La máscara se me había pegado a
la cara. ¡El clásico enemigo público, el Alógeno! Siempre había sido «el otro»,
consciente o no, desenmascarado o no, aunque no me identificaba con el gueto de
mi madre ni con ningún gueto identitario. Las «adversidades internas» se aliaban
con las externas en el cansancio de sí mismo.
¿Evitar la visibilidad, como Schlemihl?
[8]
¿Sin sombra, sin identidad, aparecer solamente en la oscuridad?
Entonces, seguramente, dialogaría de forma natural con los muertos que
me reivindican.
[1] Agente de la Securitate, policía política del régimen comunista. (N. del T.)
[2] «Chaleco antibalas.» (N. del T.)
[3] «Pasar inadvertido.» (N. del T.)
[4] «Región occipital de la cabeza, cuatro pulgadas y media por debajo de la coronilla y media pulgada a la derecha de la protuberancia occipital externa.» (N. del T.)

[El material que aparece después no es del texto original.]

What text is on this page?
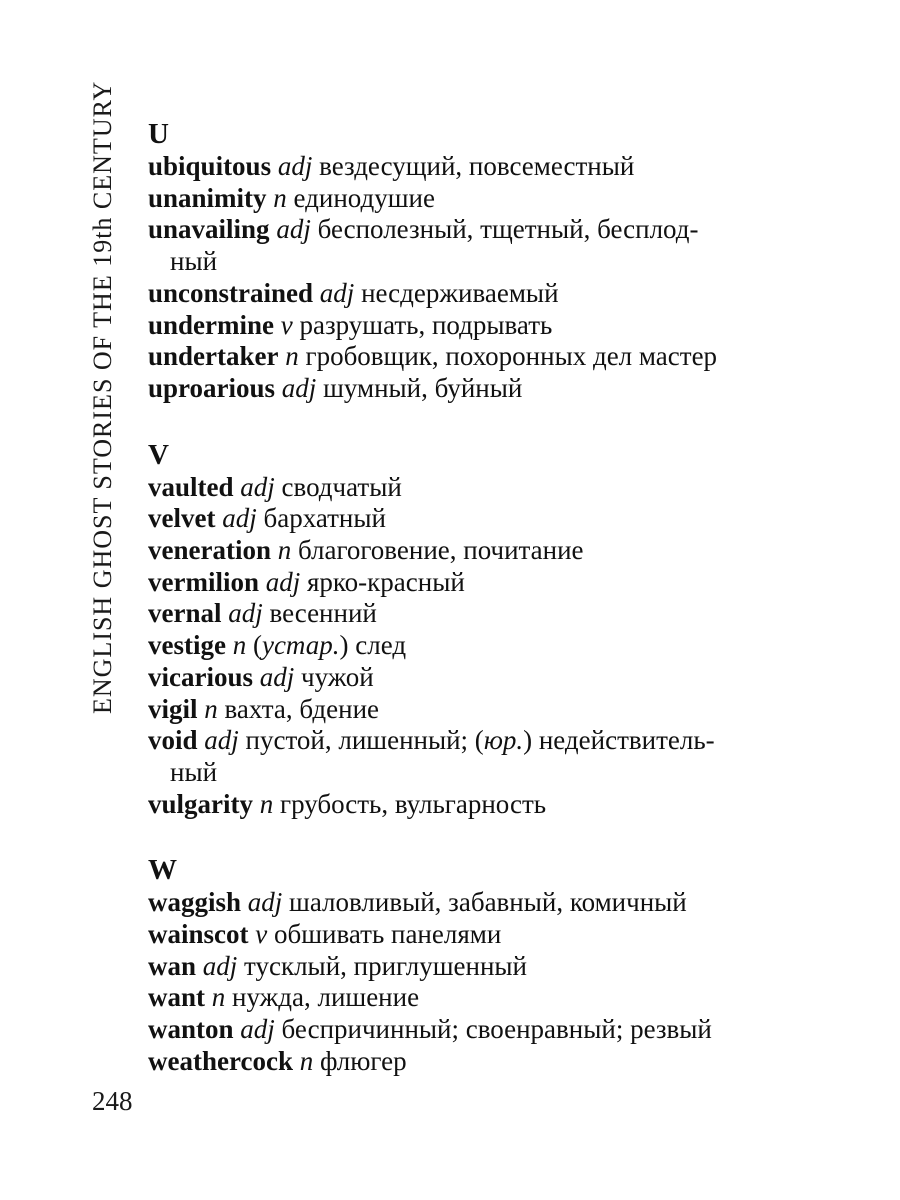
ENGLISH GHOST STORIES OF THE 19th CENTURY U
ubiquitous adj вездесущий, повсеместный
unanimity n единодушие
unavailing adj бесполезный, тщетный, бесплод-
ный
unconstrained adj несдерживаемый
undermine v разрушать, подрывать
undertaker n гробовщик, похоронных дел мастер
uproarious adj шумный, буйный
V
vaulted adj сводчатый
velvet adj бархатный
veneration n благоговение, почитание
vermilion adj ярко-красный
vernal adj весенний
vestige n (устар.) след
vicarious adj чужой
vigil n вахта, бдение
void adj пустой, лишенный; (юр.) недействитель-
ный
vulgarity n грубость, вульгарность
W
waggish adj шаловливый, забавный, комичный
wainscot v обшивать панелями
wan adj тусклый, приглушенный
want n нужда, лишение
wanton adj беспричинный; своенравный; резвый
weathercock n флюгер
248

[5] Codreanu era conocido entre sus parciales como «el capitán». (N. del T.)
[6] Los «tefilin» son filacterias, pequeñas tiras de pergamino con textos de la Escritura que los judíos se atan al brazo izquierdo y la frente en ciertos rezos. (N. del T.)
[7] Hay edición española, Diario 1935-1944, trad. J. Garrigós, Destino, Barcelona, 2003. (N. del T.)
[8] Alusión a la
obra La maravillosa historia de Peter
Schlemihl, de A. von Chamisso, cuyo protagonista vende su sombra. (N. del T.)